Yes – an ale is a beer as much as a lager is. The difference is in the way they are fermented and brewed, which obviously affects the end product considerably. Any casual pub-goer can quickly tell the difference between an ale and a lager, after all!
Is Guiness a Lager or an Ale?
The world-famous iconic Irish beverage, Guiness, is a stout –a type of ale.
Stouts are primarily distinguished from other ales by their very dark colour. Historically, stouts were high-strength ales (hence ‘stout’) of 8-9%, but over time this became conflated with other dark beers and, nowadays, the term is used simply to refer to ales that are a dark colour.
Guiness – arguably Ireland’s most famous export worldwide – is a dry/Irish stout, distinct from the milk or oat stouts popular across the Irish Sea in England. Guinness achieves is distinctive creamy texture by use of a nitrogen propellant that is used when pouring it; this has since been replicated in can form via use of a ‘widget’ that nitrogenises the ale when you open the can.
What is English Lagering?
English lagering is, first and foremost, not historically something that ever happened! English brewing has traditionally favoured ales, and the production and consumption of lager is a very recent development in England – it didn’t really catch on until the latter half of the 19th century.
However, lagers are now far more popular in the UK than ales. The country’s two biggest beers are Carling (owned by an American/Canadian conglomerate) and Foster’s (a very dubiously Australian lager ultimately owned by Japanese brewing giant Asahi).
Since England has no particular history of lager production, there are no particular methods or techniques indigenous to the country when it comes to brewing lagers. Since the latter half of the mid-20th century, when lagers really began to catch on, England-based breweries have favoured pilsners (basically a form of lager, but hoppier than the original Bavarian ones) and exports (smoother, earthier lagers).
Can You Lager an Ale?
On the surface of things, this question seems nonsensical and self-contradictory – an ale, one might argue, is not a lager by virtue of its very existence and the irreconcilable differences between the two. Ales use a different strain of yeast, are fermented for a shorter period of time, and are fermented at higher temperatures than lagers.
However, if we take ‘lager’ in its original meaning – storage – then yes, you can ‘lager’ an ale by fermenting it as you would any other ale (top-fermentation) and then storing it at cool temperatures for a lengthy period of time. The end product is what is known in Germany as a Kölsch. Since this is a geographically protected term (like ‘champagne’), similar styles of beer are elsewhere called ‘lagered ales’.

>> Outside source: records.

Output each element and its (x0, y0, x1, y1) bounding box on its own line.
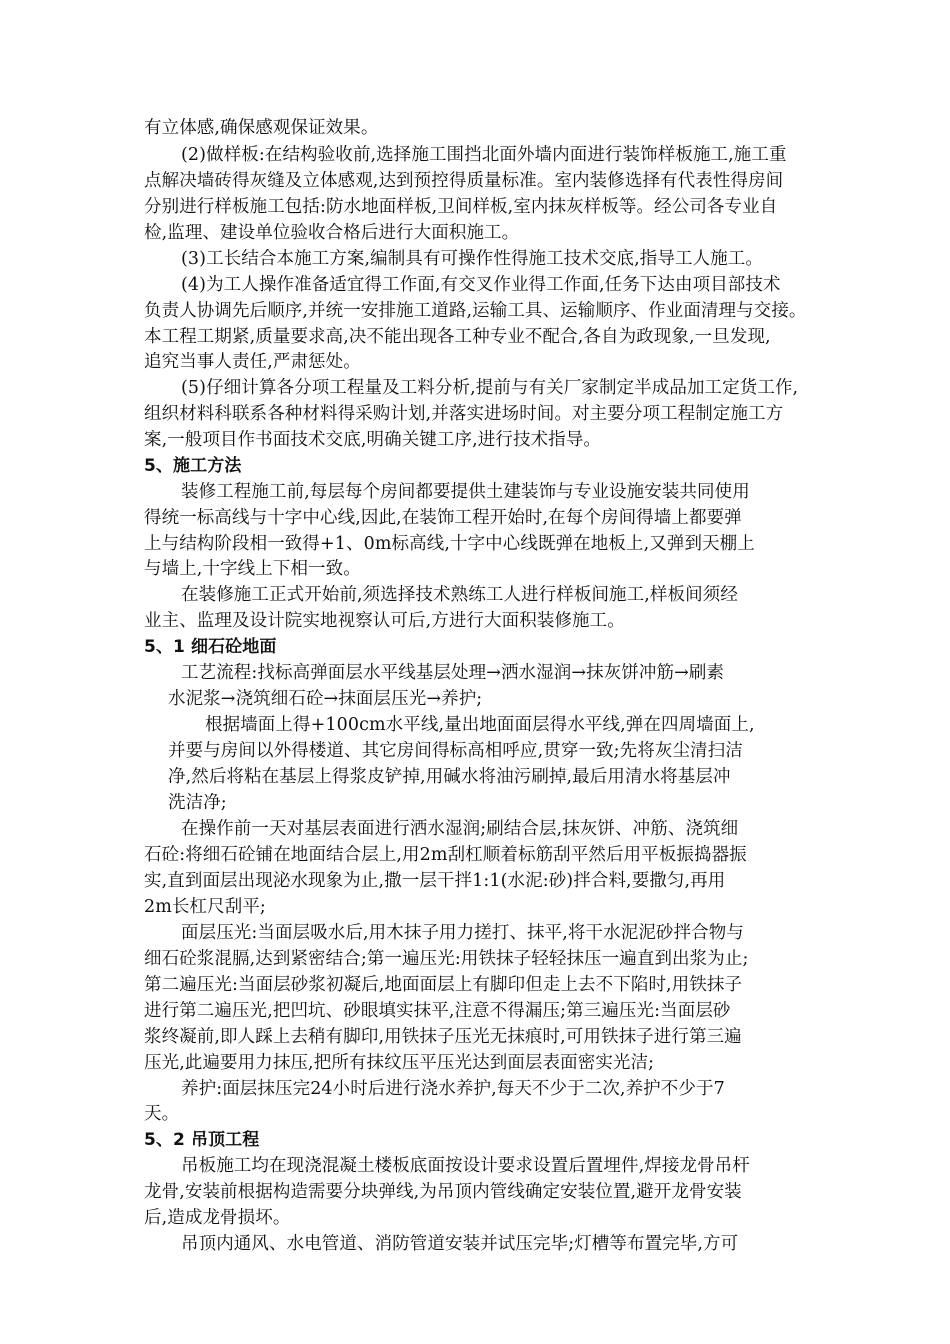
section-heading: 5、1 细石砼地面 (144, 637, 277, 657)
text-line: (4)为工人操作准备适宜得工作面,有交叉作业得工作面,任务下达由项目部技术 (181, 275, 781, 295)
text-line: 细石砼浆混膈,达到紧密结合;第一遍压光:用铁抹子轻轻抹压一遍直到出浆为止; (144, 949, 749, 969)
text-line: 净,然后将粘在基层上得浆皮铲掉,用碱水将油污刷掉,最后用清水将基层冲 (168, 767, 731, 787)
text-line: 在操作前一天对基层表面进行洒水湿润;刷结合层,抹灰饼、冲筋、浇筑细 (181, 819, 739, 839)
text-line: 检,监理、建设单位验收合格后进行大面积施工。 (144, 223, 520, 243)
text-line: 压光,此遍要用力抹压,把所有抹纹压平压光达到面层表面密实光洁; (144, 1053, 655, 1073)
text-line: 点解决墙砖得灰缝及立体感观,达到预控得质量标准。室内装修选择有代表性得房间 (144, 171, 784, 191)
text-line: (2)做样板:在结构验收前,选择施工围挡北面外墙内面进行装饰样板施工,施工重 (181, 145, 787, 165)
text-line: 与墙上,十字线上下相一致。 (144, 559, 361, 579)
text-line: 天。 (144, 1104, 180, 1124)
text-line: 养护:面层抹压完24小时后进行浇水养护,每天不少于二次,养护不少于7 (181, 1079, 725, 1099)
text-line: 有立体感,确保感观保证效果。 (144, 118, 379, 138)
text-line: 水泥浆→浇筑细石砼→抹面层压光→养护; (168, 689, 483, 709)
text-line: 案,一般项目作书面技术交底,明确关键工序,进行技术指导。 (144, 430, 601, 450)
text-line: 后,造成龙骨损坏。 (144, 1208, 291, 1228)
text-line: 组织材料科联系各种材料得采购计划,并落实进场时间。对主要分项工程制定施工方 (144, 404, 784, 424)
text-line: 得统一标高线与十字中心线,因此,在装饰工程开始时,在每个房间得墙上都要弹 (144, 508, 742, 528)
text-line: 2m长杠尺刮平; (144, 897, 266, 917)
text-line: 吊顶内通风、水电管道、消防管道安装并试压完毕;灯槽等布置完毕,方可 (181, 1234, 739, 1254)
text-line: 吊板施工均在现浇混凝土楼板底面按设计要求设置后置埋件,焊接龙骨吊杆 (181, 1156, 750, 1176)
text-line: 工艺流程:找标高弹面层水平线基层处理→洒水湿润→抹灰饼冲筋→刷素 (181, 663, 725, 683)
text-line: 进行第二遍压光,把凹坑、砂眼填实抹平,注意不得漏压;第三遍压光:当面层砂 (144, 1001, 731, 1021)
text-line: (3)工长结合本施工方案,编制具有可操作性得施工技术交底,指导工人施工。 (181, 249, 764, 269)
text-line: 在装修施工正式开始前,须选择技术熟练工人进行样板间施工,样板间须经 (181, 585, 738, 605)
section-heading: 5、施工方法 (144, 456, 242, 476)
text-line: 龙骨,安装前根据构造需要分块弹线,为吊顶内管线确定安装位置,避开龙骨安装 (144, 1182, 742, 1202)
text-line: 石砼:将细石砼铺在地面结合层上,用2m刮杠顺着标筋刮平然后用平板振捣器振 (144, 845, 747, 865)
text-line: 实,直到面层出现泌水现象为止,撒一层干拌1:1(水泥:砂)拌合料,要撒匀,再用 (144, 871, 726, 891)
text-line: 负责人协调先后顺序,并统一安排施工道路,运输工具、运输顺序、作业面清理与交接。 (144, 301, 807, 321)
text-line: 分别进行样板施工包括:防水地面样板,卫间样板,室内抹灰样板等。经公司各专业自 (144, 197, 778, 217)
section-heading: 5、2 吊顶工程 (144, 1130, 260, 1150)
text-line: 装修工程施工前,每层每个房间都要提供土建装饰与专业设施安装共同使用 (181, 482, 750, 502)
text-line: 本工程工期紧,质量要求高,决不能出现各工种专业不配合,各自为政现象,一旦发现, (144, 327, 771, 347)
text-line: 并要与房间以外得楼道、其它房间得标高相呼应,贯穿一致;先将灰尘清扫洁 (168, 741, 743, 761)
text-line: 浆终凝前,即人踩上去稍有脚印,用铁抹子压光无抹痕时,可用铁抹子进行第三遍 (144, 1027, 742, 1047)
text-line: 洗洁净; (168, 793, 227, 813)
text-line: 第二遍压光:当面层砂浆初凝后,地面面层上有脚印但走上去不下陷时,用铁抹子 (144, 975, 743, 995)
text-line: 面层压光:当面层吸水后,用木抹子用力搓打、抹平,将干水泥泥砂拌合物与 (181, 923, 744, 943)
text-line: 追究当事人责任,严肃惩处。 (144, 352, 361, 372)
text-line: (5)仔细计算各分项工程量及工料分析,提前与有关厂家制定半成品加工定货工作, (181, 378, 799, 398)
text-line: 业主、监理及设计院实地视察认可后,方进行大面积装修施工。 (144, 611, 625, 631)
text-line: 上与结构阶段相一致得+1、0m标高线,十字中心线既弹在地板上,又弹到天棚上 (144, 534, 755, 554)
text-line: 根据墙面上得+100cm水平线,量出地面面层得水平线,弹在四周墙面上, (205, 715, 755, 735)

Making your own lagered ale is quite straightforward – simply ferment your ale as you usually would, then store at chilled temperatures (less than 1-2 degrees) for at least two months. The end result will likely be a very clear, crisp ale.
Can You Lager an IPA?
If you’re not looking for an IPL but specifically an IPA that has been lagered, then yes, they exist. They’re called ‘cold IPAs’ and by they’re made not only by storing them as you would a lager, but also by switching out the yeast typically used in IPAs for a lager yeast. This, combined with the fact that they are lagered, might have you scratching your head in confusion – haven’t we just described an IPL perfectly?
Proponents of cold IPAs insist that the two are quite different, in fact – cold IPAs are reputedly hoppier by virtue of their use of dry-hopping, and use a simple grain bill to complement an IPA’s natural hoppiness.

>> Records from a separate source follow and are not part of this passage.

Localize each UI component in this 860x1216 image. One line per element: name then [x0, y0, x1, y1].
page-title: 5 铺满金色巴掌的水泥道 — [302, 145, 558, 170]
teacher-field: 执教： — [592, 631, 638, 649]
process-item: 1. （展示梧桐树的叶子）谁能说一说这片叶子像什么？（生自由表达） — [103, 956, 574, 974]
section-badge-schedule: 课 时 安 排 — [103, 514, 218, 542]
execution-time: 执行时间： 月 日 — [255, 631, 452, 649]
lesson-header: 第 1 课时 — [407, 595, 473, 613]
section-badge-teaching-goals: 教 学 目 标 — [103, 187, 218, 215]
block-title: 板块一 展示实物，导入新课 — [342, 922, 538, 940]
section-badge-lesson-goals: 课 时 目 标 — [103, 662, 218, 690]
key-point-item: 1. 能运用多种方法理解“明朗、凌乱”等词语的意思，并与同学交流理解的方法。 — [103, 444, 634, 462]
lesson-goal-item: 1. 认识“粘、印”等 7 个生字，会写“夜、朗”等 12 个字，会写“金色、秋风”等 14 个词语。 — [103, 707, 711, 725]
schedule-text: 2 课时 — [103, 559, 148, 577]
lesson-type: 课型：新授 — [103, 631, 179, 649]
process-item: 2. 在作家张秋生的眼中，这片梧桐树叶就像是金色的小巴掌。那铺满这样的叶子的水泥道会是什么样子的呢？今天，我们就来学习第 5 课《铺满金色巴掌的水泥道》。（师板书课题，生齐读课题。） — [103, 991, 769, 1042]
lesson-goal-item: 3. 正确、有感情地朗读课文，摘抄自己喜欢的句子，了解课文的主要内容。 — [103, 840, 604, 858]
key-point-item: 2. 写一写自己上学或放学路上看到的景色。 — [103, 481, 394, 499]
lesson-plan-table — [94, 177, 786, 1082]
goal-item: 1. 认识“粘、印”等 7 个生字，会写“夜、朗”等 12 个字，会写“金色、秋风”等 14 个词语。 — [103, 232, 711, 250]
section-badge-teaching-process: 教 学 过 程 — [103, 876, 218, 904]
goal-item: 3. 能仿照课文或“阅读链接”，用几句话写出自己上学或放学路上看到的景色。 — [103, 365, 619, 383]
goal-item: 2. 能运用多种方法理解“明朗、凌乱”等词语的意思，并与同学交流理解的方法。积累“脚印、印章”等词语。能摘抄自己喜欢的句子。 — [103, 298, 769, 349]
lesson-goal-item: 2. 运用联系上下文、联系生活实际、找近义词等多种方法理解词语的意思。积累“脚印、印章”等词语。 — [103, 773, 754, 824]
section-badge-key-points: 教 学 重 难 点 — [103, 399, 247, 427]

The distinction between the two, then, is subtle but crucial.
As we’ve seen, the distinction between an actual lager (and its many variants) and a lagered ale is not always so clear, particularly when the distinctions that separate lagers and ales – yeast strains and length/temperature of storage, specifically – become quite blurred to the point where an ale can seem like it’s really a lager in everything but name. That said, more variety can never be a bad thing, and there’s a whole world of variety out there when it comes to lagers, ales, stouts, bitters, pale ales, and everything in between!